I would like to snoop for just a particular process, so I know who it is talking to. snooping a particular port isn't good enough, because I have many processes talking to the same destination port. From memory I recall that HP-UX had nettl that included process information in the output. How can this be done in Solaris? TIA, Ian...

  1. #1

    Default snoop a single process?

    I would like to snoop for just a particular process, so I know who it
    is talking to. snooping a particular port isn't good enough, because
    I have many processes talking to the same destination port. From
    memory I recall that HP-UX had nettl that included process information
    in the output. How can this be done in Solaris?

    TIA,
    Ian
    Ian Guest

  2. #2

    Default Re: snoop a single process?

    Ian D. <com> wrote: 

    If the process has established a TCP connection, you should be able to
    find the endpoints of the connection with 'fuser' or 'lsof'. Is that
    what you mean by "who it is talking to?"

    --
    Darren Dunham com
    Unix System Administrator Taos - The SysAdmin Company
    Got some Dr Pepper? San Francisco, CA bay area
    < This line left intentionally blank to confuse you. >
    Darren Guest

  3. #3

    Default Re: snoop a single process?

    Darren Dunham wrote:
     
    >
    >
    > If the process has established a TCP connection, you should be able to
    > find the endpoints of the connection with 'fuser' or 'lsof'. Is that
    > what you mean by "who it is talking to?"[/ref]

    I think he means that he has a process with pid 1000 that opens a
    port, then forks to create processes 1001, 1002, etc. If a packet
    goes by and comes from that port, he wants snoop to indicate whether
    it was 1000, 1001, or 1002 that sent it.
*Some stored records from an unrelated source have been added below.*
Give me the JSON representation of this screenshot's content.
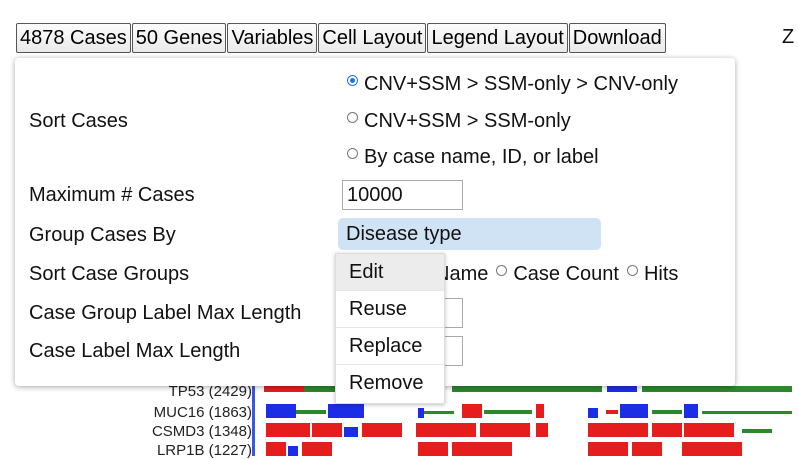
{
  "toolbar": {
    "cases": "4878 Cases",
    "genes": "50 Genes",
    "variables": "Variables",
    "cell_layout": "Cell Layout",
    "legend_layout": "Legend Layout",
    "download": "Download"
  },
  "cut_off_text": "Z",
  "settings": {
    "sort_cases_label": "Sort Cases",
    "sort_options": [
      "CNV+SSM > SSM-only > CNV-only",
      "CNV+SSM > SSM-only",
      "By case name, ID, or label"
    ],
    "sort_selected_index": 0,
    "max_cases_label": "Maximum # Cases",
    "max_cases_value": "10000",
    "group_by_label": "Group Cases By",
    "group_by_value": "Disease type",
    "sort_groups_label": "Sort Case Groups",
    "sort_groups_options": [
      "Name",
      "Case Count",
      "Hits"
    ],
    "group_label_max_label": "Case Group Label Max Length",
    "case_label_max_label": "Case Label Max Length"
  },
  "context_menu": {
    "items": [
      "Edit",
      "Reuse",
      "Replace",
      "Remove"
    ],
    "highlighted_index": 0
  },
  "genes": [
    {
      "label": "TP53 (2429)"
    },
    {
      "label": "MUC16 (1863)"
    },
    {
      "label": "CSMD3 (1348)"
    },
    {
      "label": "LRP1B (1227)"
    }
  ],
  "colors": {
    "cnv_gain": "#e51d1d",
    "cnv_loss": "#1c2de6",
    "missense": "#2a8a2a",
    "selected_pill": "#cfe3f4",
    "radio_accent": "#1a73e8"
  }
}
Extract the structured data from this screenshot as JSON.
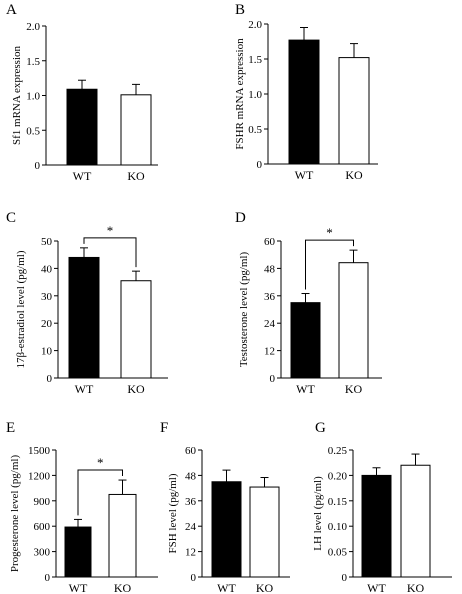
{
  "figure": {
    "colors": {
      "WT": "#000000",
      "KO": "#ffffff",
      "stroke": "#000000"
    }
  },
  "chart_data": [
    {
      "panel": "A",
      "type": "bar",
      "categories": [
        "WT",
        "KO"
      ],
      "values": [
        1.09,
        1.01
      ],
      "errors": [
        0.13,
        0.15
      ],
      "ylabel": "Sf1 mRNA expression",
      "ylim": [
        0,
        2.0
      ],
      "yticks": [
        "0",
        "0.5",
        "1.0",
        "1.5",
        "2.0"
      ],
      "significance": null
    },
    {
      "panel": "B",
      "type": "bar",
      "categories": [
        "WT",
        "KO"
      ],
      "values": [
        1.77,
        1.52
      ],
      "errors": [
        0.18,
        0.2
      ],
      "ylabel": "FSHR mRNA expression",
      "ylim": [
        0,
        2.0
      ],
      "yticks": [
        "0",
        "0.5",
        "1.0",
        "1.5",
        "2.0"
      ],
      "significance": null
    },
    {
      "panel": "C",
      "type": "bar",
      "categories": [
        "WT",
        "KO"
      ],
      "values": [
        44,
        35.5
      ],
      "errors": [
        3.5,
        3.5
      ],
      "ylabel": "17β-estradiol level (pg/ml)",
      "ylim": [
        0,
        50
      ],
      "yticks": [
        "0",
        "10",
        "20",
        "30",
        "40",
        "50"
      ],
      "significance": "*"
    },
    {
      "panel": "D",
      "type": "bar",
      "categories": [
        "WT",
        "KO"
      ],
      "values": [
        33,
        50.5
      ],
      "errors": [
        4,
        5.5
      ],
      "ylabel": "Testosterone level (pg/ml)",
      "ylim": [
        0,
        60
      ],
      "yticks": [
        "0",
        "12",
        "24",
        "36",
        "48",
        "60"
      ],
      "significance": "*"
    },
    {
      "panel": "E",
      "type": "bar",
      "categories": [
        "WT",
        "KO"
      ],
      "values": [
        590,
        975
      ],
      "errors": [
        90,
        170
      ],
      "ylabel": "Progesterone level (pg/ml)",
      "ylim": [
        0,
        1500
      ],
      "yticks": [
        "0",
        "300",
        "600",
        "900",
        "1200",
        "1500"
      ],
      "significance": "*"
    },
    {
      "panel": "F",
      "type": "bar",
      "categories": [
        "WT",
        "KO"
      ],
      "values": [
        45,
        42.5
      ],
      "errors": [
        5.5,
        4.5
      ],
      "ylabel": "FSH level (pg/ml)",
      "ylim": [
        0,
        60
      ],
      "yticks": [
        "0",
        "12",
        "24",
        "36",
        "48",
        "60"
      ],
      "significance": null
    },
    {
      "panel": "G",
      "type": "bar",
      "categories": [
        "WT",
        "KO"
      ],
      "values": [
        0.2,
        0.22
      ],
      "errors": [
        0.015,
        0.022
      ],
      "ylabel": "LH level (pg/ml)",
      "ylim": [
        0,
        0.25
      ],
      "yticks": [
        "0",
        "0.05",
        "0.10",
        "0.15",
        "0.20",
        "0.25"
      ],
      "significance": null
    }
  ]
}
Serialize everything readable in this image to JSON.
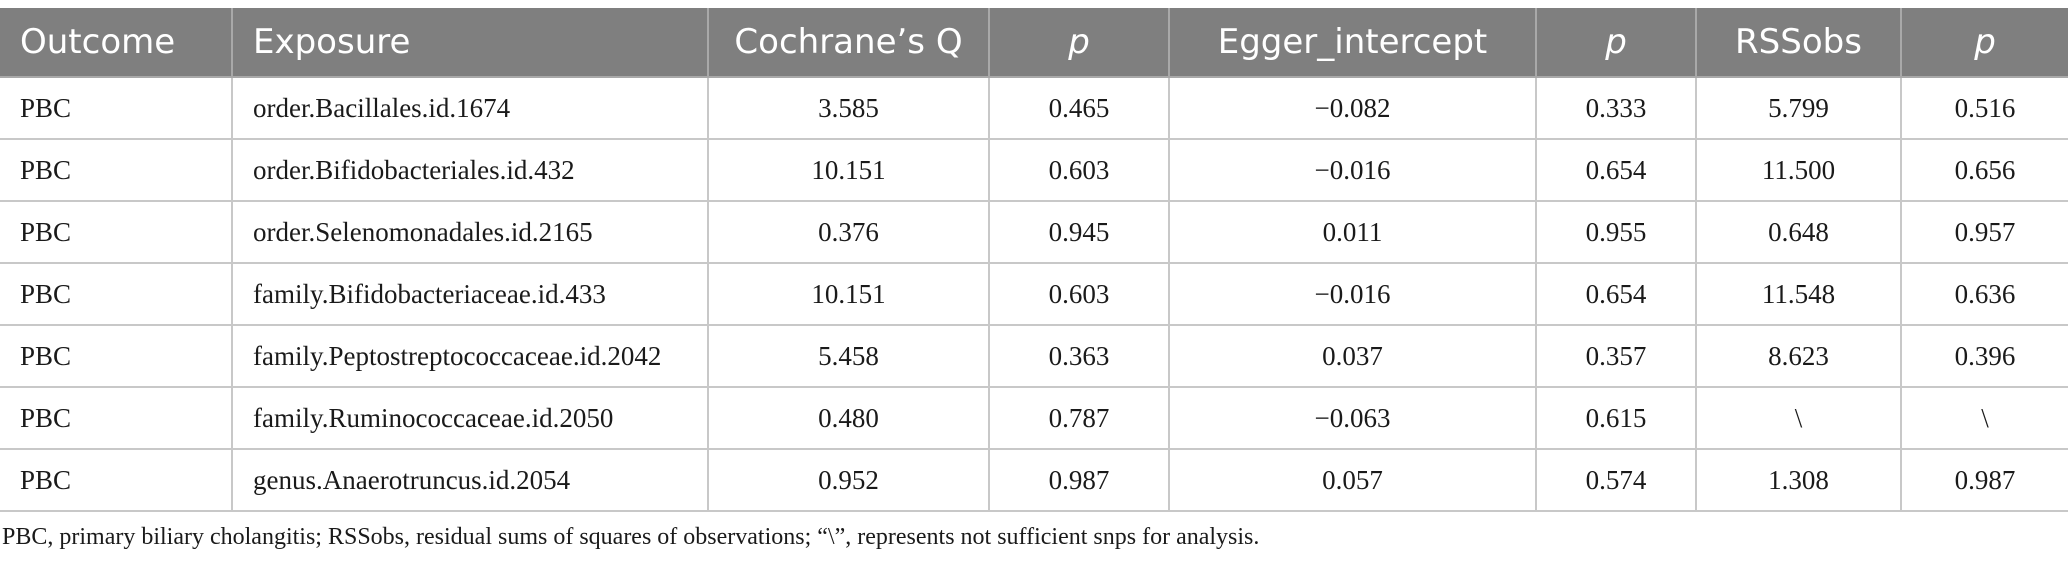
{
  "table": {
    "headers": [
      "Outcome",
      "Exposure",
      "Cochrane’s Q",
      "p",
      "Egger_intercept",
      "p",
      "RSSobs",
      "p"
    ],
    "rows": [
      [
        "PBC",
        "order.Bacillales.id.1674",
        "3.585",
        "0.465",
        "−0.082",
        "0.333",
        "5.799",
        "0.516"
      ],
      [
        "PBC",
        "order.Bifidobacteriales.id.432",
        "10.151",
        "0.603",
        "−0.016",
        "0.654",
        "11.500",
        "0.656"
      ],
      [
        "PBC",
        "order.Selenomonadales.id.2165",
        "0.376",
        "0.945",
        "0.011",
        "0.955",
        "0.648",
        "0.957"
      ],
      [
        "PBC",
        "family.Bifidobacteriaceae.id.433",
        "10.151",
        "0.603",
        "−0.016",
        "0.654",
        "11.548",
        "0.636"
      ],
      [
        "PBC",
        "family.Peptostreptococcaceae.id.2042",
        "5.458",
        "0.363",
        "0.037",
        "0.357",
        "8.623",
        "0.396"
      ],
      [
        "PBC",
        "family.Ruminococcaceae.id.2050",
        "0.480",
        "0.787",
        "−0.063",
        "0.615",
        "\\",
        "\\"
      ],
      [
        "PBC",
        "genus.Anaerotruncus.id.2054",
        "0.952",
        "0.987",
        "0.057",
        "0.574",
        "1.308",
        "0.987"
      ]
    ]
  },
  "footnote": "PBC, primary biliary cholangitis; RSSobs, residual sums of squares of observations; “\\”, represents not sufficient snps for analysis."
}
    I don't think Solaris has this capability. It seems like something
    that would have to be added to the kernel solely for the purposes
    of diagnostics.

    A good-enough approximation to this might be to run "truss" and
    "snoop" together. You can then see which process did a "write"
    just before the packet went out. (Both "truss" and "snoop" have
    timestamp options. "-d" and "-t a", respectively.) This is not
    a perfectly accurate method, but it may be good enough if you're
    just trying to diagnose something simple and the processes
    aren't spewing out packets really quickly.